En France, dans les Hauts-de-Seine, une simple course au supermarché s’est transformée en véritable coup de chance pour une cliente.

Emma, une jeune habitante de la région, repère avec une amie plusieurs caisses de vin rouge affichées à 21,76 € l’unité. Intriguées par ce prix particulièrement attractif, elles décident d’en acheter quatre. Au total : 87,04 € pour 24 bouteilles d’un vin pourtant loin d’être ordinaire, puisqu’il s’agit du Château Olivier, un grand cru classé de Graves en appellation Pessac-Léognan.

Ce qu’elles ignorent alors, c’est qu’il s’agit d’une erreur d’étiquetage. Le prix affiché correspond en réalité à celui… d’une seule bouteille. En temps normal, une caisse de six bouteilles se vend environ 126 €, ce qui aurait porté la facture à plus de 500 €.

Au moment du passage en caisse automatique, rien ne vient corriger l’erreur : le prix affiché est bien celui facturé. L’achat est validé sans encombre.

Mais l’histoire ne s’arrête pas là.

Deux jours plus tard, le directeur du magasin contacte la cliente, ayant entre-temps constaté la méprise. Il lui demande de régler la différence. Refus d’Emma, qui s’appuie sur le prix affiché lors de l’achat. L’affaire prend alors une tournure plus sérieuse, jusqu’au dépôt d’une plainte.

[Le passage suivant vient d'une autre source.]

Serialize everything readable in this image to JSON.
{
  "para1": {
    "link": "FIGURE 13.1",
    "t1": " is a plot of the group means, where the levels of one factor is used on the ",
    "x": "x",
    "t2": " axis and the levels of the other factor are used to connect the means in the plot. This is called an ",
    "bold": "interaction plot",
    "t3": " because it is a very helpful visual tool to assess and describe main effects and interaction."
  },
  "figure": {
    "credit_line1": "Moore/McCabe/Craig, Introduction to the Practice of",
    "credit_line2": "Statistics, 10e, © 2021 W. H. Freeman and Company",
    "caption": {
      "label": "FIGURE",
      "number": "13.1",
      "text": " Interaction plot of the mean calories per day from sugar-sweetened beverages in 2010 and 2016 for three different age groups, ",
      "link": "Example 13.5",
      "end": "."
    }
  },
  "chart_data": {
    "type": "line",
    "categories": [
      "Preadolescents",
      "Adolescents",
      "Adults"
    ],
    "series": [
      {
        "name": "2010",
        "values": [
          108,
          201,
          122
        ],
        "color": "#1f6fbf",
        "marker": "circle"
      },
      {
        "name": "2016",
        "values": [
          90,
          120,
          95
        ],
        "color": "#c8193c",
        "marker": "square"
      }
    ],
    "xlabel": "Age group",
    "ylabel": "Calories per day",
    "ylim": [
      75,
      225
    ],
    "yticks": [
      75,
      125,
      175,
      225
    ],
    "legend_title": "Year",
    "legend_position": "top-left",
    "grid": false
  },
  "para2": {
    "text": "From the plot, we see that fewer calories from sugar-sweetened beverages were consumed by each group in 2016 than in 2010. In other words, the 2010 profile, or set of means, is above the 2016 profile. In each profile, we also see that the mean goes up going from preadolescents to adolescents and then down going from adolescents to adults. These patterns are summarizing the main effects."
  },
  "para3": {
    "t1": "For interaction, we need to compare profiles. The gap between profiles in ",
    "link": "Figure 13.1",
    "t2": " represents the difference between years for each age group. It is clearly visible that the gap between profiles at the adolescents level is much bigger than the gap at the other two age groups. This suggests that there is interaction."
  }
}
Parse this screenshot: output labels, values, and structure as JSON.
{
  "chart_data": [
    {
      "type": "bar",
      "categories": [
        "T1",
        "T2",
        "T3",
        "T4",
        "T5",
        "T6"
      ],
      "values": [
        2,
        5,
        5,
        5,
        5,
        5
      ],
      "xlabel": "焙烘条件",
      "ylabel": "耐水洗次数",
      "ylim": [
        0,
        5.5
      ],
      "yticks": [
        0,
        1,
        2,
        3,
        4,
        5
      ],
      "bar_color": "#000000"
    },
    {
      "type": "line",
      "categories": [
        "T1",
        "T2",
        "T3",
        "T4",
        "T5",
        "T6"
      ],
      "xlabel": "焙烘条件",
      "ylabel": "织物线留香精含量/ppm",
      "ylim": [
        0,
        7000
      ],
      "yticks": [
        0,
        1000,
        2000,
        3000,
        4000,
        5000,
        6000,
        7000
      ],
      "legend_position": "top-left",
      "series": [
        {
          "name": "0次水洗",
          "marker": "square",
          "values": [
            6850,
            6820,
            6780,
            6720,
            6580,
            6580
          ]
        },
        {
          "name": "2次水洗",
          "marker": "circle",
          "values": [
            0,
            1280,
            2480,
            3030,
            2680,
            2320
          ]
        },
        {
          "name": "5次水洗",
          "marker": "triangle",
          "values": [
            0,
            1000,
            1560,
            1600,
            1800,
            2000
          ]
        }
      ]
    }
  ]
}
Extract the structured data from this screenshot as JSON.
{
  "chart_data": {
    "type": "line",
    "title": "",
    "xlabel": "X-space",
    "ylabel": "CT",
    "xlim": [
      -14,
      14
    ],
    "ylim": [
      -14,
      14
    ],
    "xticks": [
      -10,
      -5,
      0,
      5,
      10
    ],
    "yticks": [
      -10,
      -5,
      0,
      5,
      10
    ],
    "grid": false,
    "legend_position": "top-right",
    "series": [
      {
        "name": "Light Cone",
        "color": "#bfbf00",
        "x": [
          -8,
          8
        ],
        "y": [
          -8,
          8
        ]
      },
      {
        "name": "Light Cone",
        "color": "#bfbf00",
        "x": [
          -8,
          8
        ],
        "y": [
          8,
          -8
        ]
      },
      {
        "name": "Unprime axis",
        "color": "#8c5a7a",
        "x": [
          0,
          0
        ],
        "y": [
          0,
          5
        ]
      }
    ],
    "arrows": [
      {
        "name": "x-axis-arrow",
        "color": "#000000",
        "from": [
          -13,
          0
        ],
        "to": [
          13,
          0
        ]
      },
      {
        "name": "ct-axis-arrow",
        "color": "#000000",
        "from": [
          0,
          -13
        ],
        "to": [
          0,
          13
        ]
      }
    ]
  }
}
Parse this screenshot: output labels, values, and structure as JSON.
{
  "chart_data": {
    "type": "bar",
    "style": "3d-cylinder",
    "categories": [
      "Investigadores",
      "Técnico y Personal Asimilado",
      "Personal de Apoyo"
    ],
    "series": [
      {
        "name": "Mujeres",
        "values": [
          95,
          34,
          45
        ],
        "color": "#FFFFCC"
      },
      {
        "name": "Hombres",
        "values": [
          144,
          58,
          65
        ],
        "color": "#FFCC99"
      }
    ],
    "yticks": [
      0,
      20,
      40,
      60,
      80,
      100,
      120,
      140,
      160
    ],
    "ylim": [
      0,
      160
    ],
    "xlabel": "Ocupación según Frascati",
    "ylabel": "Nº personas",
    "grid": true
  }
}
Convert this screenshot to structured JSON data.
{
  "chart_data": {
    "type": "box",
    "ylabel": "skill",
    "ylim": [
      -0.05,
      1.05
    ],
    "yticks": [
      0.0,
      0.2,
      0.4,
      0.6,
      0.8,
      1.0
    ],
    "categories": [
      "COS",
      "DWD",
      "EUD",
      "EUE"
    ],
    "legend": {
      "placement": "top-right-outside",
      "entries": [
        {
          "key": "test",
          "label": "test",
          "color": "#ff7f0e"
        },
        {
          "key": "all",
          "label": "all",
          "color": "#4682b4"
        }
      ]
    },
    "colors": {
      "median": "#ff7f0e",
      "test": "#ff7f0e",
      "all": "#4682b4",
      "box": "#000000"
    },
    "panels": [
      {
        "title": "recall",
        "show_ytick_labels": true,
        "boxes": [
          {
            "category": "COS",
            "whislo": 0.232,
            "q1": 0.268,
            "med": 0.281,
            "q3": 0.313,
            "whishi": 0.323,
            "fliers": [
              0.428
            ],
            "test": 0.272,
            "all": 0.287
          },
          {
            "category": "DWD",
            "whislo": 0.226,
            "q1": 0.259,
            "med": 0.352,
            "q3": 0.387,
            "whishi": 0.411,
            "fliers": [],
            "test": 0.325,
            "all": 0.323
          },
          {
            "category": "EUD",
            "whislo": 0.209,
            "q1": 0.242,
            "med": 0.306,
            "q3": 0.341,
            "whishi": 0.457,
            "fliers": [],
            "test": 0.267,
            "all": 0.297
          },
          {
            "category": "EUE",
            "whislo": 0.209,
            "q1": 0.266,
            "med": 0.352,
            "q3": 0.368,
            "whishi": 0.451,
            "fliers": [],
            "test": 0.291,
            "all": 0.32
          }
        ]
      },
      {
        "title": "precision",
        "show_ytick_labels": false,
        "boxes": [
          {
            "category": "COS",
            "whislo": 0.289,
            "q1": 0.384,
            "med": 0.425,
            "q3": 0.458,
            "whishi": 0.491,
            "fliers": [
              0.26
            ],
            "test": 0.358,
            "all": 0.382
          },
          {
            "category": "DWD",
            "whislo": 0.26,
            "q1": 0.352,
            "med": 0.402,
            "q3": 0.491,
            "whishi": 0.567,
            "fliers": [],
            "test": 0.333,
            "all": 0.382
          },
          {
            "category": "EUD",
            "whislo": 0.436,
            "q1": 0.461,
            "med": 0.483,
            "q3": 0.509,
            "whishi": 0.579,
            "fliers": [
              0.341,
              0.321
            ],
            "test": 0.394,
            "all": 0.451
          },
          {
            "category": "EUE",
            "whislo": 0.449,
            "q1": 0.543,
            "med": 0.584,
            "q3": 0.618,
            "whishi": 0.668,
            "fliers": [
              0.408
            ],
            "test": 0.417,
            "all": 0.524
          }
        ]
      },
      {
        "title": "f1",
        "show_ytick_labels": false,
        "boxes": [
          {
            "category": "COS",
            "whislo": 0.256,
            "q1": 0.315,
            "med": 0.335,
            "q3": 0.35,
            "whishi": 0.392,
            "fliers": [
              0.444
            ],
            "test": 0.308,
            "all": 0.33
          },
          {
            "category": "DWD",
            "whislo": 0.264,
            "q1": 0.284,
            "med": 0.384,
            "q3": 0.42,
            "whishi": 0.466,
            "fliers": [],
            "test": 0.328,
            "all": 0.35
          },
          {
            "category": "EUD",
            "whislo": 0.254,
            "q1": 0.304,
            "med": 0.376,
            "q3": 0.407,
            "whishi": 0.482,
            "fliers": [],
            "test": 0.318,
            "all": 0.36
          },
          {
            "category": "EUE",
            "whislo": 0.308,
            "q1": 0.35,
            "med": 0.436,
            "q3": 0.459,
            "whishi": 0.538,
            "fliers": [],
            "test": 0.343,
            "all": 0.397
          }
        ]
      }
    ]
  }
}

Finalement, celle-ci sera classée sans suite. La cliente avait pris soin de photographier l’étiquette en rayon, preuve à l’appui. Et la loi est claire : en cas d’erreur d’affichage favorable au consommateur, celui-ci peut payer le prix indiqué, sauf si l’erreur est manifestement évidente.

Le supermarché a donc dû assumer sa faute.

Ce type d’incident reste rare, mais pas inédit. En décembre dernier, un magasin Lidl de l’Hérault France) avait, lui aussi, fait parler de lui en proposant par erreur des bouteilles à… un centime d’euro, déclenchant au passage la colère de plusieurs producteurs.

Comme quoi, parfois, une simple étiquette peut transformer une course banale en très belle affaire.